No tengo nada contra el color rosa. Al contrario. Aunque el rosa marcó a las niñas de mi época, fue también la imposición más soportable. Hitler nunca hubiera llevado, por ejemplo, una corbata rosa. Y me alegra que lo hayan hecho suyo los hombres, aunque esa presencia del rosa en determinadas corbatas me resulta retórica. Una retórica que exhibe una suavidad, una complicidad con lo femenino y una capacidad de aceptar novedades que en modo alguno se corresponden luego con los hechos y las palabras de quienes se parapetan tras la alegre tela rosa. Declarar la guerra, descalificar a la oposición y estar a favor de la ley del más fuerte choca con el sentimiento festivo del color rosa. Y los presentadores de esas televisiones nos cuentan los males del mundo, quizá para evitar lo peor, protegidos por el fetiche -¿fetiche político?- de su corbata rosa.

Es posible que por esta inexplicable y ya larga plaga, resulten tan fascinantes las corbatas rosas. Por cierto, un estilo completamente español, sin parangón en el mundo, aunque el señor George W. Bush, alguna vez, se ha dejado ver tras una discreta corbata rosa, pero él no exhibía esos brillos rutilantes que ofrecen las de nuestras celebridades políticas y televisivas. Porque el rosa de las corbatas españolas es un verdadero desafío a todo orden estético y, dada su incansable presencia en nuestras teles gracias a los populares, acaso tengan, por sí mismas, la misión de ser símbolos de irreductibles principios asimismo inmutables. Ese rosa en las corbatas es, tal vez, el perfecto camuflaje del apoyo a un unilateralismo feroz y una forma de hacernos digerir lo indigerible. Tras lo rosa de las corbatas y las explicaciones azucaradas aparece, como hemos podido comprobar reiteradamente, la marea negra del Prestige o el mensaje bélico más oscuro.

Todo lo negro, pues, se nos envuelve en color rosa. Hasta la ley de la selva va, aquí, vestida de rosa y conforma un espectáculo fastuoso oír palabras de guerra y ver gestos de reconcentrada prepotencia en esos estáticos caballeros que se hacen notar por el rosa de sus rutilantes corbatas. El efecto primario y subliminal de este conjunto no sería el mismo si llevaran corbatas rojas, o grises o discretamente azules. Lo rosa moderniza, diluye contundencias, da ese toque sentimental, algo hortera, al drama que esconde y confirma esa escisión entre forma y fondo, entre lo aparente y lo real, entre lo que digo y lo que hago. Es ahora, en suma, el color de la hipocresía.

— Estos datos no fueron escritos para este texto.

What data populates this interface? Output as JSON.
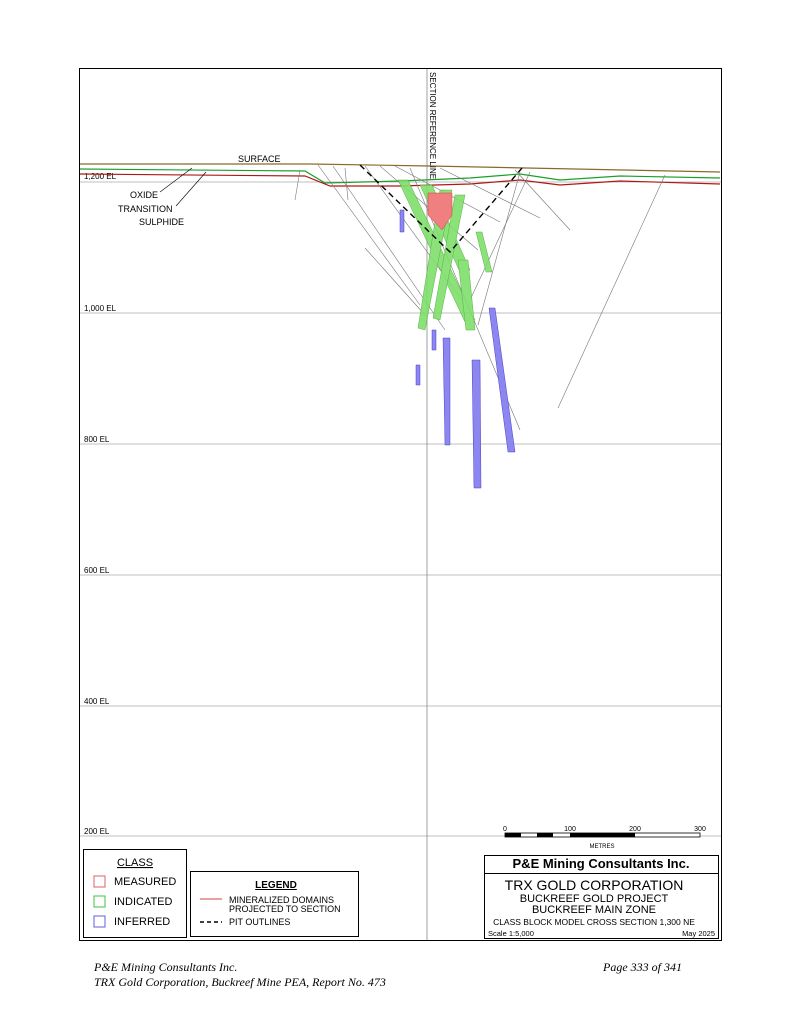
{
  "drawing": {
    "section_label": "SECTION REFERENCE LINE",
    "surface": "SURFACE",
    "weathering": [
      "OXIDE",
      "TRANSITION",
      "SULPHIDE"
    ],
    "elevations": [
      "1,200 EL",
      "1,000 EL",
      "800 EL",
      "600 EL",
      "400 EL",
      "200 EL"
    ],
    "scale_bar": {
      "ticks": [
        "0",
        "100",
        "200",
        "300"
      ],
      "unit": "METRES"
    }
  },
  "class_legend": {
    "title": "CLASS",
    "items": [
      "MEASURED",
      "INDICATED",
      "INFERRED"
    ]
  },
  "legend": {
    "items_title": "LEGEND",
    "items": [
      [
        "MINERALIZED DOMAINS",
        "PROJECTED TO SECTION"
      ],
      [
        "PIT OUTLINES"
      ]
    ]
  },
  "title_block": {
    "company": "P&E Mining Consultants Inc.",
    "client": "TRX GOLD CORPORATION",
    "project": "BUCKREEF GOLD PROJECT",
    "zone": "BUCKREEF MAIN ZONE",
    "description": "CLASS BLOCK MODEL CROSS SECTION 1,300 NE",
    "scale": "Scale 1:5,000",
    "date": "May 2025"
  },
  "footer": {
    "left": [
      "P&E Mining Consultants Inc.",
      "TRX Gold Corporation, Buckreef Mine PEA, Report No. 473"
    ],
    "right": "Page 333 of 341"
  }
}
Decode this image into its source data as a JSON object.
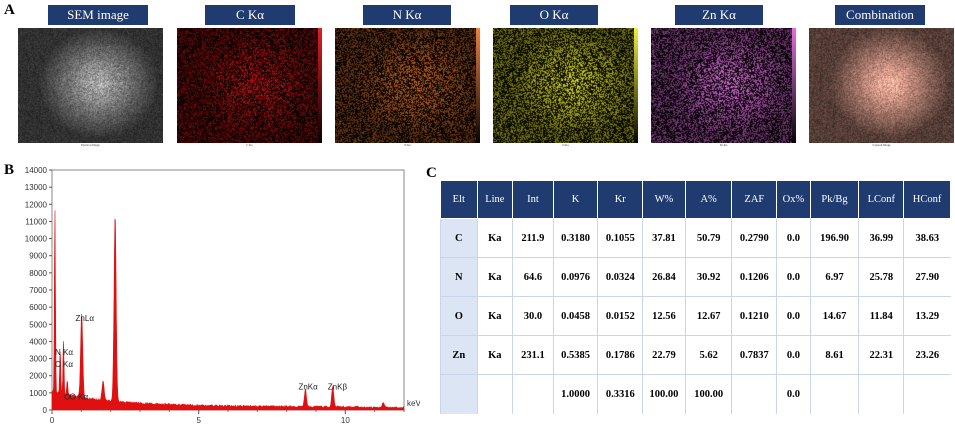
{
  "panels": {
    "a": "A",
    "b": "B",
    "c": "C"
  },
  "maps": [
    {
      "title": "SEM image",
      "caption": "Electron Image",
      "color": "#9a9a9a",
      "bar": ""
    },
    {
      "title": "C Kα",
      "caption": "C Ka",
      "color": "#b01010",
      "bar": "#e02020"
    },
    {
      "title": "N Kα",
      "caption": "N Ka",
      "color": "#b05a20",
      "bar": "#f08040"
    },
    {
      "title": "O Kα",
      "caption": "O Ka",
      "color": "#c8c820",
      "bar": "#f0f040"
    },
    {
      "title": "Zn Kα",
      "caption": "Zn Ka",
      "color": "#c060c0",
      "bar": "#e070e0"
    },
    {
      "title": "Combination",
      "caption": "Layered Image",
      "color": "#c89080",
      "bar": ""
    }
  ],
  "chart_data": {
    "type": "line",
    "xlabel": "keV",
    "xlim": [
      0,
      12
    ],
    "ylim": [
      0,
      14000
    ],
    "x_ticks": [
      0,
      5,
      10
    ],
    "y_ticks": [
      0,
      1000,
      2000,
      3000,
      4000,
      5000,
      6000,
      7000,
      8000,
      9000,
      10000,
      11000,
      12000,
      13000,
      14000
    ],
    "series_color": "#e01010",
    "peaks": [
      {
        "x": 0.1,
        "y": 10800
      },
      {
        "x": 0.28,
        "y": 2600
      },
      {
        "x": 0.39,
        "y": 3200
      },
      {
        "x": 0.52,
        "y": 900
      },
      {
        "x": 1.01,
        "y": 4900
      },
      {
        "x": 1.74,
        "y": 1100
      },
      {
        "x": 2.15,
        "y": 10900
      },
      {
        "x": 8.64,
        "y": 1000
      },
      {
        "x": 9.57,
        "y": 1200
      },
      {
        "x": 11.3,
        "y": 300
      }
    ],
    "annotations": [
      {
        "text": "ZnLα",
        "x": 0.7,
        "y": 5200
      },
      {
        "text": "N Kα",
        "x": 0.0,
        "y": 3200
      },
      {
        "text": "C Kα",
        "x": 0.0,
        "y": 2500
      },
      {
        "text": "O Kα",
        "x": 0.5,
        "y": 600
      },
      {
        "text": "ZnKα",
        "x": 8.3,
        "y": 1200
      },
      {
        "text": "ZnKβ",
        "x": 9.3,
        "y": 1200
      }
    ]
  },
  "table": {
    "headers": [
      "Elt",
      "Line",
      "Int",
      "K",
      "Kr",
      "W%",
      "A%",
      "ZAF",
      "Ox%",
      "Pk/Bg",
      "LConf",
      "HConf"
    ],
    "rows": [
      [
        "C",
        "Ka",
        "211.9",
        "0.3180",
        "0.1055",
        "37.81",
        "50.79",
        "0.2790",
        "0.0",
        "196.90",
        "36.99",
        "38.63"
      ],
      [
        "N",
        "Ka",
        "64.6",
        "0.0976",
        "0.0324",
        "26.84",
        "30.92",
        "0.1206",
        "0.0",
        "6.97",
        "25.78",
        "27.90"
      ],
      [
        "O",
        "Ka",
        "30.0",
        "0.0458",
        "0.0152",
        "12.56",
        "12.67",
        "0.1210",
        "0.0",
        "14.67",
        "11.84",
        "13.29"
      ],
      [
        "Zn",
        "Ka",
        "231.1",
        "0.5385",
        "0.1786",
        "22.79",
        "5.62",
        "0.7837",
        "0.0",
        "8.61",
        "22.31",
        "23.26"
      ],
      [
        "",
        "",
        "",
        "1.0000",
        "0.3316",
        "100.00",
        "100.00",
        "",
        "0.0",
        "",
        "",
        ""
      ]
    ]
  }
}
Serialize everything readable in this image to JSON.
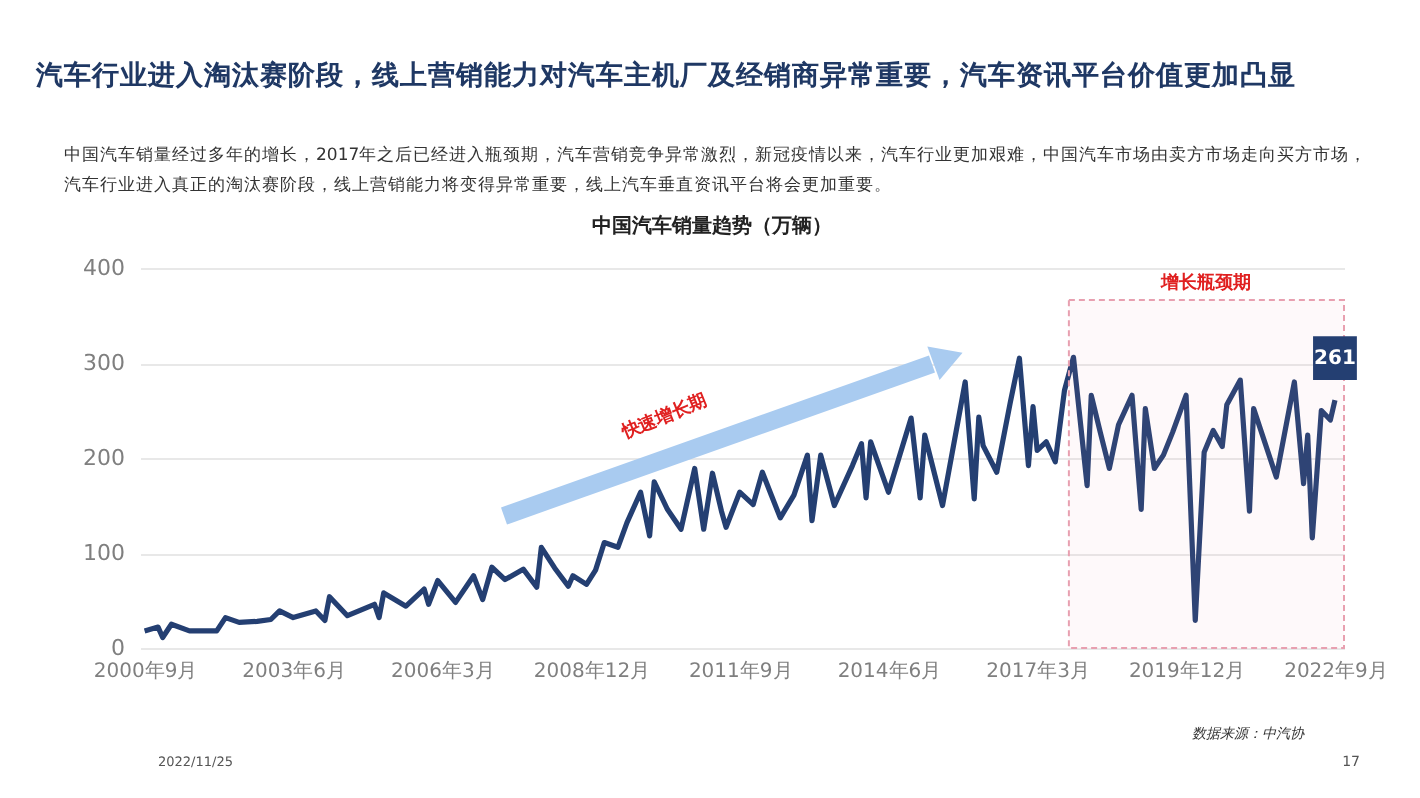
{
  "chart_data": {
    "type": "line",
    "title": "汽车行业进入淘汰赛阶段，线上营销能力对汽车主机厂及经销商异常重要，汽车资讯平台价值更加凸显",
    "subtitle": "中国汽车销量经过多年的增长，2017年之后已经进入瓶颈期，汽车营销竞争异常激烈，新冠疫情以来，汽车行业更加艰难，中国汽车市场由卖方市场走向买方市场，汽车行业进入真正的淘汰赛阶段，线上营销能力将变得异常重要，线上汽车垂直资讯平台将会更加重要。",
    "annotations": [
      "中国汽车销量趋势（万辆）",
      "快速增长期",
      "数据来源：中汽协",
      "2022/11/25",
      "17"
    ],
    "x": [
      "2000-09",
      "2000-12",
      "2001-01",
      "2001-03",
      "2001-07",
      "2002-01",
      "2002-03",
      "2002-06",
      "2002-10",
      "2003-01",
      "2003-03",
      "2003-06",
      "2003-11",
      "2004-01",
      "2004-02",
      "2004-06",
      "2004-12",
      "2005-01",
      "2005-02",
      "2005-07",
      "2005-11",
      "2005-12",
      "2006-02",
      "2006-06",
      "2006-10",
      "2006-12",
      "2007-02",
      "2007-05",
      "2007-09",
      "2007-12",
      "2008-01",
      "2008-04",
      "2008-07",
      "2008-08",
      "2008-11",
      "2009-01",
      "2009-03",
      "2009-06",
      "2009-08",
      "2009-11",
      "2010-01",
      "2010-02",
      "2010-05",
      "2010-08",
      "2010-11",
      "2011-01",
      "2011-03",
      "2011-05",
      "2011-06",
      "2011-09",
      "2011-12",
      "2012-02",
      "2012-04",
      "2012-06",
      "2012-09",
      "2012-12",
      "2013-01",
      "2013-03",
      "2013-06",
      "2013-10",
      "2013-12",
      "2014-01",
      "2014-02",
      "2014-06",
      "2014-11",
      "2015-01",
      "2015-02",
      "2015-06",
      "2015-11",
      "2016-01",
      "2016-02",
      "2016-03",
      "2016-06",
      "2016-09",
      "2016-11",
      "2017-01",
      "2017-02",
      "2017-03",
      "2017-05",
      "2017-07",
      "2017-09",
      "2017-11",
      "2018-02",
      "2018-03",
      "2018-05",
      "2018-07",
      "2018-09",
      "2018-12",
      "2019-02",
      "2019-03",
      "2019-05",
      "2019-07",
      "2019-09",
      "2019-12",
      "2020-02",
      "2020-04",
      "2020-06",
      "2020-08",
      "2020-09",
      "2020-12",
      "2021-02",
      "2021-03",
      "2021-08",
      "2021-12",
      "2022-02",
      "2022-03",
      "2022-04",
      "2022-06",
      "2022-08",
      "2022-09"
    ],
    "series": [
      {
        "color": "#243f72",
        "values": [
          18,
          22,
          11,
          25,
          18,
          18,
          32,
          27,
          28,
          30,
          39,
          32,
          39,
          29,
          54,
          34,
          46,
          32,
          58,
          44,
          62,
          46,
          71,
          48,
          76,
          51,
          85,
          72,
          83,
          64,
          106,
          84,
          65,
          76,
          67,
          82,
          111,
          106,
          132,
          164,
          118,
          175,
          146,
          125,
          189,
          125,
          184,
          144,
          127,
          164,
          151,
          185,
          161,
          137,
          161,
          203,
          134,
          203,
          150,
          192,
          215,
          158,
          217,
          164,
          242,
          158,
          224,
          150,
          280,
          157,
          243,
          213,
          185,
          259,
          305,
          192,
          254,
          208,
          217,
          196,
          271,
          306,
          171,
          266,
          227,
          189,
          235,
          266,
          146,
          252,
          189,
          203,
          227,
          266,
          29,
          206,
          229,
          212,
          256,
          282,
          144,
          252,
          180,
          280,
          173,
          224,
          116,
          250,
          240,
          261
        ],
        "value_labels": [
          null,
          null,
          null,
          null,
          null,
          null,
          null,
          null,
          null,
          null,
          null,
          null,
          null,
          null,
          null,
          null,
          null,
          null,
          null,
          null,
          null,
          null,
          null,
          null,
          null,
          null,
          null,
          null,
          null,
          null,
          null,
          null,
          null,
          null,
          null,
          null,
          null,
          null,
          null,
          null,
          null,
          null,
          null,
          null,
          null,
          null,
          null,
          null,
          null,
          null,
          null,
          null,
          null,
          null,
          null,
          null,
          null,
          null,
          null,
          null,
          null,
          null,
          null,
          null,
          null,
          null,
          null,
          null,
          null,
          null,
          null,
          null,
          null,
          null,
          null,
          null,
          null,
          null,
          null,
          null,
          null,
          null,
          null,
          null,
          null,
          null,
          null,
          null,
          null,
          null,
          null,
          null,
          null,
          null,
          null,
          null,
          null,
          null,
          null,
          null,
          null,
          null,
          null,
          null,
          null,
          null,
          null,
          null,
          null,
          "261"
        ]
      }
    ],
    "xlim": [
      "2000-08",
      "2022-11"
    ],
    "xticks": [
      {
        "value": "2000-09",
        "label": "2000年9月"
      },
      {
        "value": "2003-06",
        "label": "2003年6月"
      },
      {
        "value": "2006-03",
        "label": "2006年3月"
      },
      {
        "value": "2008-12",
        "label": "2008年12月"
      },
      {
        "value": "2011-09",
        "label": "2011年9月"
      },
      {
        "value": "2014-06",
        "label": "2014年6月"
      },
      {
        "value": "2017-03",
        "label": "2017年3月"
      },
      {
        "value": "2019-12",
        "label": "2019年12月"
      },
      {
        "value": "2022-09",
        "label": "2022年9月"
      }
    ],
    "ylim": [
      0,
      400
    ],
    "yticks": [
      0,
      100,
      200,
      300,
      400
    ],
    "grid": "y",
    "marker": "none",
    "line_style": "solid",
    "bands": [
      {
        "axis": "x",
        "from": "2017-10",
        "to": "2022-11",
        "label": "增长瓶颈期",
        "color": "#e8a0b0"
      }
    ]
  }
}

He oído a algún tertuliano de Radio Nacional de España decir reiteradamente, estos días en que la guerra todo lo contamina, que los franceses son unos cursis. Unos cursis y unos hipócritas que se atreven a querer un mundo multilateral, en el que se escuchen voces e ideas plurales. Y es que, gracias a las corbatas rosas, lo que se quiere es convencernos de que somos los nuevos árbitros de la moda. Nada más unilateral que la moda, claro. Todo encaja. El luto es rosa.